Mandate (bi)weekly reports. These reports should be directed to the public mailing lists to allow all Boost members to follow the work in progress and contribute. Reporting has the extra benefit for students of forcing them to reflect on their work periodically and struggle with the often difficult task of presenting their ideas to others.

Conduct student-mentor exclusively through public channels. This might be too drastic a policy, as some matters need privacy and depending on the amount of information exchanged flooding problems may arise. Less severe variations involve allowing for some private interchange at the mentors' discretion and moving this kind of communication to a dedicated public mailing list different from the general ones.

Project management

The two most important issues to improve upon with respect to the management are:

  • Project scope must be kept under control,
  • The progress has to be publicly visible, so that problems of scope, design and/or schedule can be more easily detected.

Some of the proposals in this section are not to be regarded as strict rules, but rather as general guidelines to be kept in mind by students and encouraged by mentors.

Create a best practices document. This document can serve as a guideline for project management, an area in which Boost traditionally imposes no requirements. Students might lack the expertise in this area that is usually taken for granted in the traditional model where contributions to Boost are made by professional programmers.

Mandate a design phase. Having a concrete design set up and clearly described early in the project will help estimate the necessary effort for completion of the work. This is also an opportunity for public discussion.

Maintain code, docs and tests in parallel. All too often, novice programmers do the coding in one fell swoop and only then move to testing and documenting their work. This is unacceptable by all current methodology standards, and can result in serious underestimations of the time to completion.

Encourage the KISS principle. It is much better to finish a simpler library and then iteratively evolve it, once it has been exposed to public scrutiny and usage.

More Trac updates. The repository should be viewed as an everyday work tool, not only as of the place into which to dump the final results. Updating often leads to more visibility of the work by the mentor and the public in general.

Informal reviews. The typical Summer of Code Boost project will not be completed by the official deadline, as have been discussed earlier. To somehow officialize the work done within the Summer of Code proper, and also to allow the students to reach some sort of psychological milestone, informal reviews can be instituted where Boost members evaluate the work done at the end of Summer of Code.

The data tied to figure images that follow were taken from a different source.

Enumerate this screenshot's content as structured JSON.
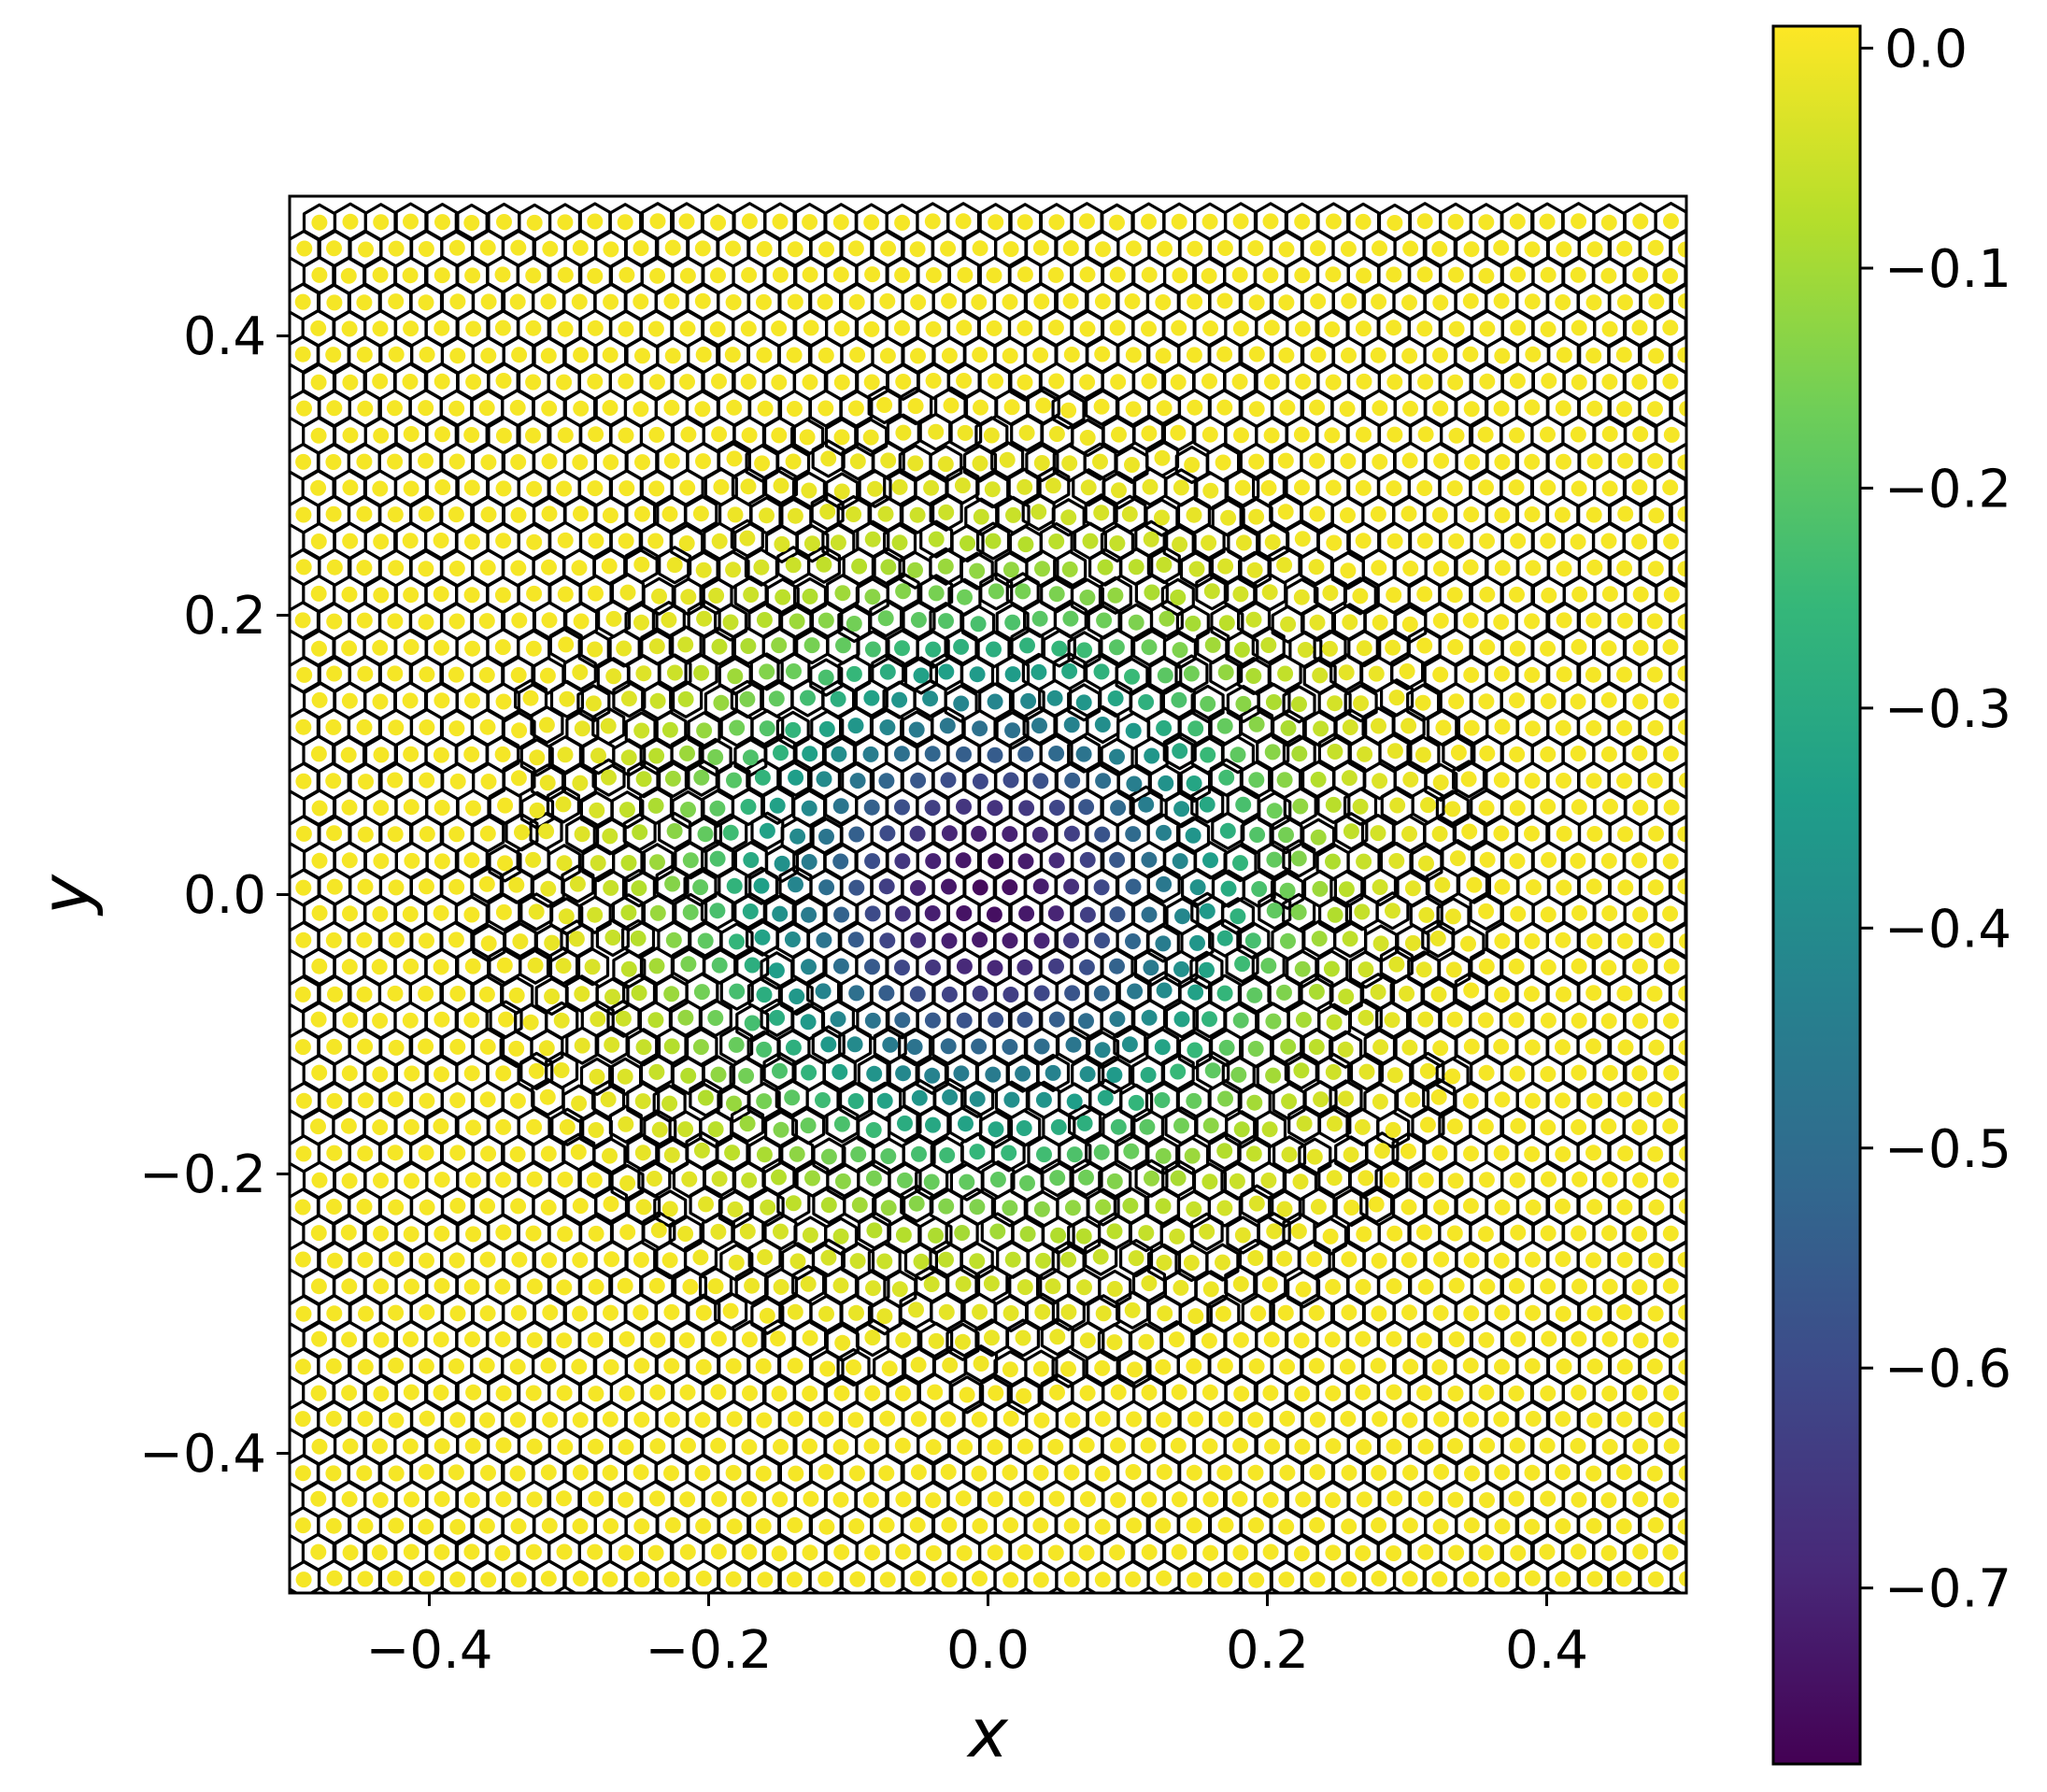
{
  "chart_data": [
    {
      "type": "scatter",
      "title": "",
      "xlabel": "x",
      "ylabel": "y",
      "xlim": [
        -0.5,
        0.5
      ],
      "ylim": [
        -0.5,
        0.5
      ],
      "x_ticks": [
        -0.4,
        -0.2,
        0.0,
        0.2,
        0.4
      ],
      "x_tick_labels": [
        "−0.4",
        "−0.2",
        "0.0",
        "0.2",
        "0.4"
      ],
      "y_ticks": [
        -0.4,
        -0.2,
        0.0,
        0.2,
        0.4
      ],
      "y_tick_labels": [
        "−0.4",
        "−0.2",
        "0.0",
        "0.2",
        "0.4"
      ],
      "aspect": "equal",
      "grid": false,
      "description_of_marks": "Voronoi tessellation of roughly 2500 points in the unit square centered at the origin; each point is colored by a scalar value. Black polygon edges outline the cells.",
      "field": {
        "center": [
          0.0,
          0.0
        ],
        "min_value_at_center": -0.77,
        "value_near_edges": 0.0,
        "radial_profile": [
          {
            "r": 0.0,
            "value": -0.77
          },
          {
            "r": 0.05,
            "value": -0.7
          },
          {
            "r": 0.1,
            "value": -0.55
          },
          {
            "r": 0.15,
            "value": -0.38
          },
          {
            "r": 0.2,
            "value": -0.2
          },
          {
            "r": 0.25,
            "value": -0.08
          },
          {
            "r": 0.3,
            "value": -0.02
          },
          {
            "r": 0.35,
            "value": 0.0
          }
        ],
        "point_spacing": 0.022
      },
      "colormap": {
        "name": "viridis",
        "stops": [
          "#440154",
          "#482878",
          "#3e4989",
          "#31688e",
          "#26828e",
          "#1f9e89",
          "#35b779",
          "#6ece58",
          "#b5de2b",
          "#fde725"
        ]
      },
      "colorbar": {
        "vmin": -0.78,
        "vmax": 0.01,
        "ticks": [
          0.0,
          -0.1,
          -0.2,
          -0.3,
          -0.4,
          -0.5,
          -0.6,
          -0.7
        ],
        "tick_labels": [
          "0.0",
          "−0.1",
          "−0.2",
          "−0.3",
          "−0.4",
          "−0.5",
          "−0.6",
          "−0.7"
        ],
        "placement": "right"
      }
    }
  ]
}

Engage students. This experience has shown that it is possible to guide willing and bright students to the competence levels required for contributing to Boost. The best possible outcome of Summer of Code campaigns are the incorporation of new people into the circle of Boost active contributors. Strive to make the students commit to Boost.

Conclusions

Despite the lack of previous experience in Boost, our participation in Google Summer of Code has been extremely fruitful: much useful material has been produced, and, perhaps more importantly, some of the students are likely to commit on a long-term basis and grow to be regular Boost contributors. Traditionally, becoming a productive Boost author has a very high entry barrier due to the extreme quality standards, lack of public support and the very specific culture of the project. The appeal of Summer of Code itself and the possibility of being gently mentored into the world of Boost has most likely been key factors in lowering this entry barrier.

The process has not been without some difficulties, either, as it was expected of a newcomer organization as Boost. We have tried to identify in this paper the areas of improvement and suggest specific actions so that the upcoming Google Summer of Code 2007 can be an even more rewarding experience.

Acknowledgements

This paper couldn't have been written without the numerous reports and contributions kindly provided by Boost students and mentors: Many thanks to all the participants for sharing their experiences with me. Thank you also to the people at Google who have promoted and conducted the Summer of Code initiative.